Based on a recently published NCC (National Computing Center) whitepaper, the growing number of organizations creating and deploying machine learning solutions is highly concerning. The aforementioned whitepaper provides a list of attack types which might be carried out against machine learning systems.
According to an InfoQ overview, machine learning systems are subject to specific forms of attacks in addition to more traditional attacks that may attempt to exploit infrastructure or applications bugs, or other kinds of issues.
The first risk that machine learning models face is that they contain code that is executed when the model is loaded or when a particular condition is met. This means an attacker may craft a model containing malicious code and have it executed for a variety of purposes, including leaking sensitive information, installing malware, producing output errors, and so on.
Downloaded models should be treated in the same way as downloaded code; the supply chain should be verified, the content should be cryptographically signed, and the models should be scanned for malware if possible. The NCC Group claims to have successfully exploited this kind of vulnerability.

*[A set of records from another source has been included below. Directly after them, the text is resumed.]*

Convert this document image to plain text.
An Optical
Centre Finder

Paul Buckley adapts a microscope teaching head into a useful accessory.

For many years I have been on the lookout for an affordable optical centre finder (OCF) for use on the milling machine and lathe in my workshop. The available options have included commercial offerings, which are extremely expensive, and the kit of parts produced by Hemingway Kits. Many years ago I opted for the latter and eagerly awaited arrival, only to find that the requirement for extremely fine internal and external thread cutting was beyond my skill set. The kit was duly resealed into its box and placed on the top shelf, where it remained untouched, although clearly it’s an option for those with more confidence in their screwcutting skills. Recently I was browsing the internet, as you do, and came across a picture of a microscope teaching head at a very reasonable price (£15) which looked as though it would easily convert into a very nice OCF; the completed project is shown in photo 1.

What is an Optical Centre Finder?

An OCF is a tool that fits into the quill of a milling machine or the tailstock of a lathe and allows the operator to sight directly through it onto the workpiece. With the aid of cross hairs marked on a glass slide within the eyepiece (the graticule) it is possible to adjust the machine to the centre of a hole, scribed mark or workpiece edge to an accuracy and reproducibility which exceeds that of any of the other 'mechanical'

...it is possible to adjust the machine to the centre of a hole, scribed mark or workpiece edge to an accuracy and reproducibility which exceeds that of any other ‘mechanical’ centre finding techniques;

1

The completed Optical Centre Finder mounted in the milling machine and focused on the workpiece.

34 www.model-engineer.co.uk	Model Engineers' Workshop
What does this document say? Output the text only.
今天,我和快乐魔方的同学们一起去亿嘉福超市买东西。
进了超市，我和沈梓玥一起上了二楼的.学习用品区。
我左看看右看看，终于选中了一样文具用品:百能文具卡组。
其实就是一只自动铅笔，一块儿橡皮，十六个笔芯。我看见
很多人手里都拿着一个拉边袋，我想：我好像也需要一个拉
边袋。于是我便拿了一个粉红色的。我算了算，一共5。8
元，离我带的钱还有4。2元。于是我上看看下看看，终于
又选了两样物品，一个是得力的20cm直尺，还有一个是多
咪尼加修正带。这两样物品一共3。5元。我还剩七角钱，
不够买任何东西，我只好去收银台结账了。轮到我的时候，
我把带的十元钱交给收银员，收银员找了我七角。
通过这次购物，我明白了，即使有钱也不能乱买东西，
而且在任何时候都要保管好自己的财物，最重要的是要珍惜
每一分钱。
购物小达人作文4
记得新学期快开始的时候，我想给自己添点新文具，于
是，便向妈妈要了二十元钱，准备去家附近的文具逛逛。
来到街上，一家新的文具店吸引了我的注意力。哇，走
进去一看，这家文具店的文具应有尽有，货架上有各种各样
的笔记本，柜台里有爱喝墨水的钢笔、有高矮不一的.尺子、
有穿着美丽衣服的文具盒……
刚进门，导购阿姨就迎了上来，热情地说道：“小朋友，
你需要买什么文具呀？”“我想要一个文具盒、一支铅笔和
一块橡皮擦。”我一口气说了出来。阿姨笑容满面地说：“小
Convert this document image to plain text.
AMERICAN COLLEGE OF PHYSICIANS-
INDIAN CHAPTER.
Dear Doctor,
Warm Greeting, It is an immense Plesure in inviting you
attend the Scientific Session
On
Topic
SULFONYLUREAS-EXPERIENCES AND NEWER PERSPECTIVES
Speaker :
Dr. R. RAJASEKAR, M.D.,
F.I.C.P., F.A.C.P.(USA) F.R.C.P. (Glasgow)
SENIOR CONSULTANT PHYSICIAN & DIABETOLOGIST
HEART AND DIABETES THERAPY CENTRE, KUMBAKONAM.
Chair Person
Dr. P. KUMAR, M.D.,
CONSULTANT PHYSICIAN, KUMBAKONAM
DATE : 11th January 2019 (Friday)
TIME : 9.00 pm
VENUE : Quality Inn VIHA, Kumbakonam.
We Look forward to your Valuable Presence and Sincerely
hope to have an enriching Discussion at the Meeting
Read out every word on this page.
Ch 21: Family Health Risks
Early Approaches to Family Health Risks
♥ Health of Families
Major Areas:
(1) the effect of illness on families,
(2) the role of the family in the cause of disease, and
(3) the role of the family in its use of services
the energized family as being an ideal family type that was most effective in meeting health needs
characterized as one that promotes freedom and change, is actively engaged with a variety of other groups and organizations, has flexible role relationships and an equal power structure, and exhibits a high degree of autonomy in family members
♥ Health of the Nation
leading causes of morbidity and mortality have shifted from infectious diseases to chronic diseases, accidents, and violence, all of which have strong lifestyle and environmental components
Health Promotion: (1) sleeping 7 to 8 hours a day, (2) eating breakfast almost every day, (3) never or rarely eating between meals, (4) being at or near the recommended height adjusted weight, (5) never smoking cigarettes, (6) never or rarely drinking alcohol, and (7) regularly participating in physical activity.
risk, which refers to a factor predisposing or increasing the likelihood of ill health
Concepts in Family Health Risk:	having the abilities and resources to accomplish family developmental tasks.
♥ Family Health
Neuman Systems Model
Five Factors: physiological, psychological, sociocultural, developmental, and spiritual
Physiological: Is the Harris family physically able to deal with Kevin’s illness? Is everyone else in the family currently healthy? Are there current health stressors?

An additional type of attack that might come into play is adversarial perturbation attacks, where an attacker may craft an input that causes the machine learning system to return results of their choice. This approach could be used to tamper with authentication systems, content filters, and so on.
Membership inference attacks threaten this field too. These attacks are able to expose if an input was part of the model training set. Model inversion attacks allow attackers to gather sensitive data in the training set; data poisoning backdoor attacks consist in inserting specific items into the training data of a system to cause it to respond in some predefined way.